Since September 8, the Moria refugee camp — once Europe’s largest — is no more; the camp, where thousands of people lived in catastrophic conditions, was engulfed by flames and burnt to the ground.
Six of its residents, four adults and two unaccompanied minors from Afghanistan, are in pre-trial detention, facing prosecution for arson.
At the time of its destruction, Moria had nearly 13,000 residents, who found themselves suddenly in limbo on the coastal road between Moria and Mytilene, Lesbos’ capital city. They were neither allowed to go back to Moria when the fire died down nor were they allowed to reach Mytilene.
On Wednesday, European Commission announced it is to set up a migrant reception center in Lesbos to be run together with Greece.
“Moria is a stark reminder,” EU Commission President Ursula von der Leyen said. “We need to find sustainable solutions on migration and we all have to step up.”
Built in a what initially looks like an idyllic setting and surrounded by the Aegean Sea, the new camp, referred to as “RIC Lesvos” by the Greek authorities, has hidden dangers.
“I think that because the new camp is near the sea, it will be dangerous for children,” says Firuzeh* who moved in a week ago.
Medicins Sans Frontieres (MSF) describe the place as worse than Moria.

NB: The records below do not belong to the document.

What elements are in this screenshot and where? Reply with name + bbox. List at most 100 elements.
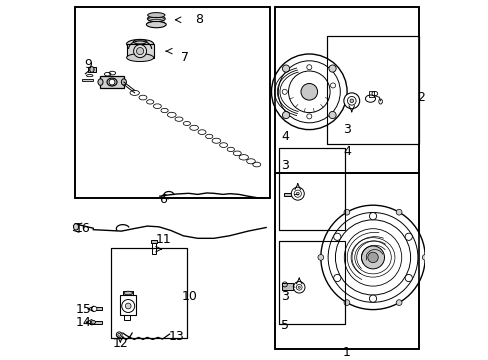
Circle shape [317, 255, 323, 260]
Circle shape [404, 233, 411, 240]
Ellipse shape [91, 320, 95, 324]
Bar [126, 44, 153, 58]
Bar [368, 91, 373, 97]
Circle shape [395, 209, 401, 215]
Circle shape [133, 45, 146, 58]
Bar [326, 36, 418, 144]
Bar [111, 248, 186, 338]
Text: 5: 5 [280, 319, 288, 332]
Text: 3: 3 [343, 123, 350, 136]
Circle shape [92, 306, 97, 311]
Circle shape [404, 274, 411, 282]
Circle shape [296, 192, 299, 195]
Bar [278, 241, 345, 324]
Bar [284, 193, 294, 196]
Ellipse shape [126, 40, 153, 49]
Text: 1: 1 [343, 346, 350, 359]
Text: 4: 4 [280, 130, 288, 143]
Text: 16: 16 [75, 222, 90, 235]
Bar [282, 283, 292, 290]
Circle shape [282, 112, 289, 119]
Bar [75, 7, 269, 198]
Circle shape [293, 282, 305, 293]
Text: 13: 13 [168, 330, 183, 343]
Bar [151, 240, 157, 243]
Circle shape [125, 303, 131, 309]
Ellipse shape [98, 79, 103, 85]
Circle shape [368, 212, 376, 220]
Circle shape [306, 114, 311, 119]
Ellipse shape [73, 224, 79, 230]
Bar [75, 7, 269, 198]
Circle shape [368, 295, 376, 302]
Circle shape [344, 209, 349, 215]
Bar [278, 148, 345, 230]
Circle shape [330, 83, 335, 88]
Bar [275, 7, 418, 173]
Circle shape [320, 205, 425, 310]
Bar [278, 241, 345, 324]
Circle shape [282, 65, 289, 72]
Circle shape [349, 99, 353, 103]
Circle shape [344, 300, 349, 306]
Circle shape [361, 246, 384, 269]
Circle shape [282, 89, 286, 94]
Ellipse shape [147, 16, 165, 22]
Text: 9: 9 [84, 58, 92, 71]
Bar [111, 248, 186, 338]
Bar [120, 295, 136, 315]
Ellipse shape [147, 13, 164, 18]
Text: 3: 3 [280, 291, 288, 303]
Ellipse shape [133, 40, 146, 44]
Text: 11: 11 [155, 233, 171, 246]
Bar [152, 243, 156, 254]
Ellipse shape [89, 67, 94, 72]
Circle shape [395, 300, 401, 306]
Circle shape [333, 233, 340, 240]
Text: 4: 4 [343, 145, 350, 158]
Bar [123, 315, 129, 320]
Text: 7: 7 [181, 51, 189, 64]
Text: 14: 14 [76, 316, 91, 329]
Ellipse shape [126, 54, 153, 62]
Circle shape [422, 255, 427, 260]
Ellipse shape [146, 21, 166, 28]
Bar [88, 67, 96, 72]
Bar [123, 291, 133, 295]
Text: 6: 6 [159, 193, 167, 206]
Circle shape [343, 93, 359, 109]
Bar [101, 76, 123, 88]
Ellipse shape [123, 291, 132, 295]
Bar [91, 307, 102, 310]
Text: 3: 3 [280, 159, 288, 172]
Text: 15: 15 [76, 303, 91, 316]
Circle shape [298, 286, 300, 288]
Text: 8: 8 [195, 13, 203, 26]
Circle shape [301, 84, 317, 100]
Ellipse shape [121, 79, 126, 85]
Circle shape [271, 54, 346, 130]
Text: 10: 10 [182, 291, 197, 303]
Circle shape [328, 112, 335, 119]
Bar [326, 36, 418, 144]
Circle shape [136, 48, 143, 55]
Bar [82, 79, 93, 81]
Circle shape [367, 252, 377, 263]
Circle shape [109, 79, 115, 85]
Bar [275, 7, 418, 173]
Bar [278, 148, 345, 230]
Circle shape [291, 187, 304, 200]
Bar [275, 173, 418, 349]
Circle shape [118, 333, 121, 336]
Circle shape [328, 65, 335, 72]
Bar [89, 321, 102, 324]
Ellipse shape [107, 78, 117, 86]
Bar [275, 173, 418, 349]
Circle shape [333, 274, 340, 282]
Circle shape [306, 65, 311, 70]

“In the sun it looks like a nice place where kids can go for a swim. But it is extremely exposed to [inclement] weather and once the weather turns and it starts raining and the wind starts blowing people will have their feet in the water,” says Caroline Willemen, Field Coordinator for the MSF’s COVID-19 Response team in Lesbos.
The initial hope for change that the destruction of Moria created turned into an endless fear for those inside the new camp. They fear that they have ended up in a new Moria that is far worse, while the global coronavirus pandemic adds to their insecurity. Many feel that they will never be able to get out of what seems like an endless ordeal.
Although RIC Lesvos is seen as the new approach to the EU’s hot spots, its residents describe the conditions there as abysmal. From poor hygiene to leftover bullets from the shooting range, refugees have plenty of reasons to be scared of being left there.
No ‘baths or clean toilets’
Aliyah*, a 13-year-old girl from Afghanistan has been sending pictures of the camp through WhatsApp which show the extent of the poor conditions.
DW witnessed pictures of babies with skin conditions, small injuries to children who were hit by tear gas canisters, all left untreated or with minimal provisions such as creams that do not work. Children, who have fled war and post-conflict areas holding bullets they found on the ground.
At the same time the lines for food are endless and food provisions are minimal.
“This camp is worse than Moria,” both Firuzeh and Aliyah told DW.